His practice combines mediums and techniques, in addition to amateur photography, to create a ‘vernacular’ of image-making in the tradition of photo documentary. The subject of numerous international solo exhibitions internationally, he was recently awarded the prestigious BMW Art Makers prize, alongside his frequent collaborator, the curator and writer Morad Montazami. Recent solo exhibitions include An archaeological study of a star, POUSH Manifesto gallery, Clichy, France (2021) and Pop-up Clouds, Yassi Foundation, Tehran, Iran (2019).

Hanaei’s work is held in prominent collections including, Musée d’Art Moderne de Paris, Centre National des Arts Plastiques, Paris, Peters-Messer Collection, Berlin/Viersen, Los Angeles County Museum of Art (LACMA) and Salsali Private Museum, Dubai, United Arab Emirates. Awards include, Special Award, 2nd Iranian Contemporary Drawing Festival, Museum of Contemporary Art, Tehran.
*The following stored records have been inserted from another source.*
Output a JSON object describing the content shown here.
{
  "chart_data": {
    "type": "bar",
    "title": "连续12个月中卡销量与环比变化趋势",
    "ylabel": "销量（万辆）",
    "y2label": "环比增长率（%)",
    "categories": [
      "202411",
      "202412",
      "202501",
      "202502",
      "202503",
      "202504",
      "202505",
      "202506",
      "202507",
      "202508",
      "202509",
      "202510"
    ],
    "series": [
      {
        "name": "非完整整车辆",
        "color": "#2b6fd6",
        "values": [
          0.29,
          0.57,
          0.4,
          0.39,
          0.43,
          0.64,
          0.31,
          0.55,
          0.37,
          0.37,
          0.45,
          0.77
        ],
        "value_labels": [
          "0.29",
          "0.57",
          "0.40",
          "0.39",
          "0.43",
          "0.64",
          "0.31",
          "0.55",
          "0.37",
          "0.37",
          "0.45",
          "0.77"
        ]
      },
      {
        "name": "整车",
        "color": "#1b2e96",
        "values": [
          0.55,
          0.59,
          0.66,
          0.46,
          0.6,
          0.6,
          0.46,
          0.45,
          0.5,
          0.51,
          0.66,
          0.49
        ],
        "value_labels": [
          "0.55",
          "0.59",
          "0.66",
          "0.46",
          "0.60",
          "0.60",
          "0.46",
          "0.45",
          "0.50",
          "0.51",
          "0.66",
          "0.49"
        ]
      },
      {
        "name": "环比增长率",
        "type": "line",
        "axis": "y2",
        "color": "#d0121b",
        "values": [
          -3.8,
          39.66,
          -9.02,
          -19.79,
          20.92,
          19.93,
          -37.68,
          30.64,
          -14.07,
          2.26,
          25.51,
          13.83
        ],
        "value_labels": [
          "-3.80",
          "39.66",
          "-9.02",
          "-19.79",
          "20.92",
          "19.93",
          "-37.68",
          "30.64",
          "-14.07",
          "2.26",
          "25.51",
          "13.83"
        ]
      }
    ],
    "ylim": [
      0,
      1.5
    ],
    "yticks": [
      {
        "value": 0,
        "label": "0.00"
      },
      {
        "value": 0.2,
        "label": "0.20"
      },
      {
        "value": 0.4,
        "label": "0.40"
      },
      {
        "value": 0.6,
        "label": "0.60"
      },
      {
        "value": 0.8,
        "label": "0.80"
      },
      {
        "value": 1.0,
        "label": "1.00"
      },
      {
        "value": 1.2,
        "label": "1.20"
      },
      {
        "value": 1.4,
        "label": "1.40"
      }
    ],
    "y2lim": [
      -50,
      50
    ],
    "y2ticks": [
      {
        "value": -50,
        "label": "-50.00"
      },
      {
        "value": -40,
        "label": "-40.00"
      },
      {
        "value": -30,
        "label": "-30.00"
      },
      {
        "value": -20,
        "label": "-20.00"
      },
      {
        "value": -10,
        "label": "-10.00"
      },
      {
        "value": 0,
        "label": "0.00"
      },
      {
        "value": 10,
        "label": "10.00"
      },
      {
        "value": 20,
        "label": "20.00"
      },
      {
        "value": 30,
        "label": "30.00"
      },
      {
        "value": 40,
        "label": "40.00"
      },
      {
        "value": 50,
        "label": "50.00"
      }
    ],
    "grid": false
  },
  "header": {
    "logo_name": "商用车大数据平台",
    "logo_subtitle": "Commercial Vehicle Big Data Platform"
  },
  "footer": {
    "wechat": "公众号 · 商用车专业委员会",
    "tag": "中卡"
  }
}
AB-ANBAR is an independent gallery, founded in 2014 The gallery’s program is centred on promotion of thought-provoking artists from the Middle East and other latitudes both locally and internationally, including Douglas Abdell, Ghazaleh Avarzamani, Sonia Balassanian, Majid Fathizadeh, Mohammad Ghazali, Arash Hanaei, Taha Heydari, Y.Z Kami, Avish Khebrehzadeh, Sirak Melkonian, Mohsen Vaziri Moghaddam, Timo Nasseri, Raha Raissnia and Hessam Samavatian The program is committed to discovery and experimentation, with a mission to strengthen the position of contemporary art in Iran and abroad.